Jean Luc Mélenchon se présentera face à Marine Le Pen, dans le Pas-de-Calais, aux législatives. Politiquement, c'est un pari osé, mais également génial.

Le but de Mélenchon n'est pas de l'emporter. Il est déjà député européen, poste en or pour lui : la paie est bonne, il n'est pas obligé de bosser vu que les français se moquent éperdument (et ils ont bien tort) de ce qui se passe au parlement européen, et comme c'est à la proportionnelle, son statut de leader national lui assure une tête de liste, donc un siège assuré. Ce n'est pas son intérêt personnel, ni sans doute son envie, d'aller caresser l'électeur dans une circonscription, de faire les marchés et les AG d'associations où on finit en buvant un mauvais mousseux tiède. Mais politiquement, il ne peut pas rester en dehors des législatives. Il doit être candidat, pour avoir une légitimité pour s'exprimer dans les médias, pour éviter de donner l'idée qu'il déserte.

Jean-Luc Mélenchon est donc candidat pour être candidat, pas pour être élu. A partir de là, où le mettre ? Comment exploiter au mieux son punch, sa grande gueule ? En l'envoyant sur un combat symbolique. Contre Marine Le Pen, c'est parfait ! sur tous les plans.

D'abord l'affiche est fabuleuse, et sera l'un des "produits phare" de ces législatives dans la tête de gondole des journalistes. Un face-à-face Mélenchon-Le Pen, c'est du lourd, le choc des populismes, forcement, ça fait vendre. Les journalistes se sont d'ailleurs jetés dessus comme une meute de chiens sur un gros rosbif saignant. Pour un peu que les acteurs se donnent un peu de peine pour satisfaire la presse en fournissant du spectaculaire, ce sera même le fil rouge de cette campagne. Pour Marine Le Pen, c'est un vrai danger. Elle risque de ne plus pouvoir s'exprimer comme leader national d'un parti, mais d'être sans cesse ramenée à son duel personnel avec Mélenchon, les journalistes n'ayant que ça en tête. Elle pourrait être ainsi médiatiquement neutralisée, ce qui serait un coup dur pour le FN.

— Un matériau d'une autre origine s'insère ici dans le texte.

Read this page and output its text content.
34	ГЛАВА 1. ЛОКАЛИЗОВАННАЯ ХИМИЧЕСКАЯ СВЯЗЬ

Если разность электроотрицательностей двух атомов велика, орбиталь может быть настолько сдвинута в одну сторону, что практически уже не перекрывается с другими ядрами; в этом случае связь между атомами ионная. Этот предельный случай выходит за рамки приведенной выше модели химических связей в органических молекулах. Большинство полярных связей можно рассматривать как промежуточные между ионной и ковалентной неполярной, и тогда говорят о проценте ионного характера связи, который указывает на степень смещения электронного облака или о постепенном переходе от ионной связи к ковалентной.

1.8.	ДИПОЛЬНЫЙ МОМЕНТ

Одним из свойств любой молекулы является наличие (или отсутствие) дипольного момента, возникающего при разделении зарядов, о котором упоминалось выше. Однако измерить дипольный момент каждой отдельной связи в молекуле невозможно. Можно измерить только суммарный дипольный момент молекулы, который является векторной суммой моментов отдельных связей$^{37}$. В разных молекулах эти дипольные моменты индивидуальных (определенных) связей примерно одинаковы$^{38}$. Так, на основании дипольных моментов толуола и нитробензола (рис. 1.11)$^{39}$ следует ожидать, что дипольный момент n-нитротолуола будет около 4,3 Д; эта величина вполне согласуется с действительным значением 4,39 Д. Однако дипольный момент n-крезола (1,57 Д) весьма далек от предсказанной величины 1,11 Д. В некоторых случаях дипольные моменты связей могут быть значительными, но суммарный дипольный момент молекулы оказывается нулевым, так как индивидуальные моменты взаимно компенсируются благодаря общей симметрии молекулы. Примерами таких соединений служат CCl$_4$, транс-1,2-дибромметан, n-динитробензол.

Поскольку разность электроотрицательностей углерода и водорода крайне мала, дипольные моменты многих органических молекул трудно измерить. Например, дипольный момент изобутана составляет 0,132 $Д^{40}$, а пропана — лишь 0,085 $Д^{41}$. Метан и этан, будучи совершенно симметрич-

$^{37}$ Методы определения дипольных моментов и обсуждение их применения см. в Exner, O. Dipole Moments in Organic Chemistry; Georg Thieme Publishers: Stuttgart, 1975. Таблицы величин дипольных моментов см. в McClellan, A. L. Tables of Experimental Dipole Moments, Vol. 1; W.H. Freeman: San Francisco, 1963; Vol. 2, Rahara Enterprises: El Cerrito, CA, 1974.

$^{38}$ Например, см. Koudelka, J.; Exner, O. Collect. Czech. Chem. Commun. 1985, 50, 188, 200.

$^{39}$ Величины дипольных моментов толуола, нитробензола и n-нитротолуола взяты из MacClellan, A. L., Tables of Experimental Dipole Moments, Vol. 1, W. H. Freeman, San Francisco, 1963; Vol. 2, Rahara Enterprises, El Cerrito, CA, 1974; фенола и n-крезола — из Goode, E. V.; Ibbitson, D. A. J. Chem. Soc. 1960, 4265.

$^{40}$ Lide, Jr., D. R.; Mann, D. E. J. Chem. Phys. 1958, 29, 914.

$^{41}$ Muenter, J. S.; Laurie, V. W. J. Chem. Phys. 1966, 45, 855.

Deuxième avantage pour Mélenchon, il pourra dire qu'il a eu le courage d'aller au combat rapproché, et que s'il n'a pas été élu, Marine Le Pen ne l'a pas été non plus ! Il "se sera fait" Marine Le Pen, il pourra jouer celui "qui en a", qui est courageux, qui a du panache. Dans sa posture "d'opposant structurel", le Front de Gauche ne cherchant pas vraiment à exercer le pouvoir, c'est tout bénéfice. Un bon brevet d'anti-Le Pen est toujours utile, et permettra, éventuellement, de faire taire ceux qui ont tendance (pas forcement à tort) à trouver pas mal de ressemblance de style entre Marine Le Pen et Jean-Luc Mélenchon.

Troisième avantage, ça gêne quelque part le PS, car la fédération du Pas-de-Calais n'est pas très "propre". En plus, Hénin-Beaumont a l'air d'être un haut lieu de tripatouillages et de magouilles. Bref, tous les ingrédients pour dégouter l'électeur. Marine Le Pen ne s'y est pas trompée en y allant. Elle a d'ailleurs réalisé de beaux scores, sans doute en partie grâce au vote protestataire qui a de bonnes raisons d'exister dans cette région, pour de multiples raisons. Si certains électeurs de gauche se sont refusés à voter FN, même s'ils n'en pensaient pas moins sur les candidats PS, ils pourraient bien ne pas avoir les mêmes préventions contre un Mélenchon qui est un vote protestataire "acceptable". Mélenchon va donc prendre des voix à Marine Le Pen, mais également au candidat socialiste... au point d'arriver devant lui au premier tour.

Ce qui me ferait rire, c'est que Jean-Luc Mélenchon soit pris à son propre piège et soit élu député du Pas-de-Calais, en battant Marine Le Pen au deuxième tour.